Unfortunately,all these meetings go about the same. Same story, same outcome. I know this story plays out all over the United States every day. What's going on? Why are these women making a choice to not parent their children? and yes, I believe it is a choice. When you do something 2,3,4 or more times, it's a choice.
I swear I'll never understand the way they think.
Am I being too critical? No, really you can be honest.
Sunday, April 12, 2009
Saturday, April 11, 2009
Wednesday, April 08, 2009
What a long day!
Baby Weepy's surgery went perfectly. They drained off alot of fluid & infection. Literally 3 hours after the surgery,he was a different child. He was happy, smiling, babbling up a storm. Playing like he has never played. He was trying to do flips in the floor!

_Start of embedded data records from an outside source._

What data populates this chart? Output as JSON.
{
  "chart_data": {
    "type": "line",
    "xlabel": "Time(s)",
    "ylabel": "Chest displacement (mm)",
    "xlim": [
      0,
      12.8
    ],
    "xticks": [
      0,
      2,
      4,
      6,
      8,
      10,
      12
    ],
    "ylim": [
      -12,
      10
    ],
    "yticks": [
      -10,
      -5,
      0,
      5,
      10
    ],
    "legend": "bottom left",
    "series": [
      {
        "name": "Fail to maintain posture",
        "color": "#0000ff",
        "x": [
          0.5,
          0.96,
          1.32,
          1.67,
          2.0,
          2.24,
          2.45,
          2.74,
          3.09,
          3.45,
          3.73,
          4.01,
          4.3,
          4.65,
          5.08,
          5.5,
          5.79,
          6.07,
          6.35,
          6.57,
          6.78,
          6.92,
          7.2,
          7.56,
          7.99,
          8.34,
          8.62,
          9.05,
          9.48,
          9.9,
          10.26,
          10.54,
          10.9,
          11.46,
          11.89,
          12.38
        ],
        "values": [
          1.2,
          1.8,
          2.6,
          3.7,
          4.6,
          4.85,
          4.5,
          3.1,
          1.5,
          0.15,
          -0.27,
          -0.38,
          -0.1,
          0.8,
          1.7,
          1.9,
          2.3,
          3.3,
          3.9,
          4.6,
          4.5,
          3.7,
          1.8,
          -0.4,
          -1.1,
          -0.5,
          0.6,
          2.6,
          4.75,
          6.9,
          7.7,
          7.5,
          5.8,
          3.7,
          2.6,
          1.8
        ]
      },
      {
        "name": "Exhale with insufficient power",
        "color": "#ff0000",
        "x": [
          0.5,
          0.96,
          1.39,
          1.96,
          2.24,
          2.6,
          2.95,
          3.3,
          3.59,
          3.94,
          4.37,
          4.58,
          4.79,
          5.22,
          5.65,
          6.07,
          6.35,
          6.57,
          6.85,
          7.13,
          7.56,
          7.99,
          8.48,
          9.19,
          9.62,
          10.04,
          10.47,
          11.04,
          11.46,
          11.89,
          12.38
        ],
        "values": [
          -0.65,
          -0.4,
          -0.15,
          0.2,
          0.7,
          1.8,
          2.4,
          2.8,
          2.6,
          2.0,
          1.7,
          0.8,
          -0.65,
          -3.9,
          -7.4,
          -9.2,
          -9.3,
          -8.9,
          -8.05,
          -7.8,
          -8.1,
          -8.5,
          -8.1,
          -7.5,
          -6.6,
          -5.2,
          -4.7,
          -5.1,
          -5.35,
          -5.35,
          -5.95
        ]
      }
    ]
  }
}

He said at least 4 new words he'd never said before. I expected changes, but not so quick! The Dr said it relieved so much pressure off his little head he had to feel better. He said it would be hard for him to feel any worse.
It's amazing to think a 15 minute surgery could make such a HUGE difference in a little life.
He said it was so bad there was no telling how long it had been in there.
I'm so happy this is over...now to work on those teeth!
Monday, April 06, 2009
Baby Weepy became sicker over the weekend. His ear pointed straight foreward from all the fluid buildup and continued to have high fevers. Lucky me, I knew this was a little something called mastoiditis. I wont bore you with the details. Let's just say he's a sick boy. I had been told last Thursday the Dr's surgery schedule was booked almost to the end of the month.
I took him in this morning to let the dr tell me what I already knew, but he needed to be aware the kid was going down hill fast. Before I even seen the Dr, the tech came and said, "oh, I had a note to call you today and tell you his surgery has been scheduled for this Wed.!!" That's right, day after tomorrow!
I hate getting up at the crack of dawn for a surgery I know will not happen for 2 or 3 more hours, but I'll have to grin and bear it. Because that's pretty great news! He really couldn't have lasted very much longer. His ears are FULL of infection.
Thank God it happened so fast and without me having to beg & plead.
Two things going perfectly...I don't know if I can handle it.
Friday, April 03, 2009
They did something right!
I guess it was bound to happen sooner or later.
My fear was that they would take their sweet time getting the surgery paperwork signed, since it has to be signed by the director. ( It's taken weeks before with other kids and The Boys never happened, we paid for it after the adoption)
This is the email I got a mere one day after the consult:
Hi, Ms. D
Ms SW wasn't here this afternoon when the doctor's office fax arrived. Ms. Director signed the consent for surgery, and I returned the consents via fax to Dr. A's office at 3:20 pm today. Please let me know if there are any problems with this and I can resend it. Also please let us know when little BabY Weepy's procedure is scheduled.
Thanks!! Ms supervisor
Is it too late for an April fools joke? Can this be real? My fear is that someone will jump out at the surgery and yell, " You didn't really think we were going to make this EASY, did you?"
How sad when you expect it to be messed up and complicated, but are scared when things go too easy.
Thank God they did what they were supposed to...for his sake.
Thursday, April 02, 2009
Baby weepy is sick, sick ,sick. He has massive ear infections that will not go away. He flat lined on his hearing test today. (no sound getting thru to the ear drum) I've been up 2 nights in a row from midnight til 7am cleaning up body fluids best left un-de-scribed and washing bedding & clothes.
High fevers, the whole thing. He had a fever of 102.5 AFTER a Rocephin shot today. and I have to take him back for another tomorrow. He'll get tubes in his ears ASAP or when the county decides to sign off on it.
Baby K continues to be a great baby. Which means I'm sure he'll be leaving soon. I only get to keep the very sick ones it seems. I kid. But he is a doll.
Poor baby weepy has had a hard road, after these 2 surgeries maybe he'll be where is should be physically.